春申君把借口拿了出來。
他來此地的借口是棉花種植。朱襄見春申君這借口準備很充分,便也裝作真信了,與春申君聊起棉花種植過程可能遇到的問題。
春申君感慨道“我用了棉布,棉布棉花確實是好東西。冬日將棉花填充進被子里,比枯草不知道暖和到哪里去了。長平君又造就了一項大功德。”

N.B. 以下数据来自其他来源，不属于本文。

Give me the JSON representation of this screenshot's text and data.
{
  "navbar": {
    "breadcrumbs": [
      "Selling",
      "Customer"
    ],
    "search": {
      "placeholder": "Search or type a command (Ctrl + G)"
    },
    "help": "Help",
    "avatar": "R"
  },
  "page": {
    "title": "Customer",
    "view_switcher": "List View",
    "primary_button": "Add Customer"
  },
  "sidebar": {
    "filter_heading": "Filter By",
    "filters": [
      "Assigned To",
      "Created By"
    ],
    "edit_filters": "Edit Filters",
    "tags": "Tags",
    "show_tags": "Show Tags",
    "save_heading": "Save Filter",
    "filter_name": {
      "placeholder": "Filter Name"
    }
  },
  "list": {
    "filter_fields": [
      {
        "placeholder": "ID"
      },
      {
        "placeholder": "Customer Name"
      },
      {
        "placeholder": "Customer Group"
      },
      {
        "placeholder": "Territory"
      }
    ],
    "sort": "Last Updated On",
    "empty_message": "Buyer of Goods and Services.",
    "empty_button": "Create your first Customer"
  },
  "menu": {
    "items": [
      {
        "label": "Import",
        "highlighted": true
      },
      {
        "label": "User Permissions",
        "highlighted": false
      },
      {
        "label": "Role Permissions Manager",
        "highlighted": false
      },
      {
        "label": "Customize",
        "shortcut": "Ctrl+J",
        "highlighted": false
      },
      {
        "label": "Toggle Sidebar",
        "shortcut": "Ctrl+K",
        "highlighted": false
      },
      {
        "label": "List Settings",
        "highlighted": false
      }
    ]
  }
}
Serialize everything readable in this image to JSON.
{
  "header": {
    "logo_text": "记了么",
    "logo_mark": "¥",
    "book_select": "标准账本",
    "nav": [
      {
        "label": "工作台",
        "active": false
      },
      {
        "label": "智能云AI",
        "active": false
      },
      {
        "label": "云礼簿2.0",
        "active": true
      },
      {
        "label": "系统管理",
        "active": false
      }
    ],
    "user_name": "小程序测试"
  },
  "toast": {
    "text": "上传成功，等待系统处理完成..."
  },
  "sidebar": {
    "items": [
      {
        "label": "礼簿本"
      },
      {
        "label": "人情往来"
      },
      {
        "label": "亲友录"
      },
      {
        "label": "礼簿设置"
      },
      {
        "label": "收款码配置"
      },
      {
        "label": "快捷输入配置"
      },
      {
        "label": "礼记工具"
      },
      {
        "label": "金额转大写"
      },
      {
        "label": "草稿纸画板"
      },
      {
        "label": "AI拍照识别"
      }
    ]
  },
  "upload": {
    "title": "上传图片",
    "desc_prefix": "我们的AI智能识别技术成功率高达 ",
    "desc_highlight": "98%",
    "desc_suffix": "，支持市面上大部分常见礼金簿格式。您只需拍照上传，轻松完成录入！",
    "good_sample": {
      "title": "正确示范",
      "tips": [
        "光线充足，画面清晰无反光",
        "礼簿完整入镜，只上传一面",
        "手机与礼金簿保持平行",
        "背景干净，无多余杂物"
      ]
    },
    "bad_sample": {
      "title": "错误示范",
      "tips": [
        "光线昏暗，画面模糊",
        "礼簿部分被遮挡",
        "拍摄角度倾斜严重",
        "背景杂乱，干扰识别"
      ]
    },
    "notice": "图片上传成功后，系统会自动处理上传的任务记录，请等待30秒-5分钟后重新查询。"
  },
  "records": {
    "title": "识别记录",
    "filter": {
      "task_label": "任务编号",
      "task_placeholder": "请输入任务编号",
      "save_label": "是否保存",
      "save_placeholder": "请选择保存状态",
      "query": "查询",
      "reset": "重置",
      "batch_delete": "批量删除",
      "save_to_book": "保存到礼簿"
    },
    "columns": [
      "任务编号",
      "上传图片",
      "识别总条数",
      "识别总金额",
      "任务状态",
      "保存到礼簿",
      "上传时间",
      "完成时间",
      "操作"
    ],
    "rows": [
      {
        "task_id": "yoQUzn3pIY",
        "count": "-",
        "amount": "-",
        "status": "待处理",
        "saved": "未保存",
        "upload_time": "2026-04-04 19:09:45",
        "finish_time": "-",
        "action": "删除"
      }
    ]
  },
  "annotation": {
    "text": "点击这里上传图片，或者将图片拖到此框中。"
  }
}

朱襄斂眉道“棉花就在那里,我只是把它找出來,教給農人種植,算不上多大的功德。”
春申君笑道“話不是這個理。老天將禮物放在地上,總要有人將禮物撿起來,才能算真正的禮物,不然就是雜草。”
朱襄道“春申君過譽了。”
他們寒暄了一下,春申君將話題引到了秦太子的身上。
春申君道“我聽聞秦太子來南楚了”
朱襄道“是南秦。”
春申君沒回答,朱襄也不抓著這件事不放。
“太子子楚確實在吳郡。”朱襄十分坦然道,“原來春申君一直留在吳郡不是為了等我,是等太子子楚。”
春申君道“我自然也是來等長平君的。只是碰巧而已。”
朱襄笑而不語。
春申君看著朱襄的笑容,有一種自己被朱襄看透的錯覺。
但他已經來到了這里,就沒有退縮的道理。
春申君道“長平君可否幫我引薦”
朱襄問道“你見太子子楚有何事”
春申君道“太子子楚認華陽王后為母,便是與楚國有親了,我想他或許也愿意見見楚國人。”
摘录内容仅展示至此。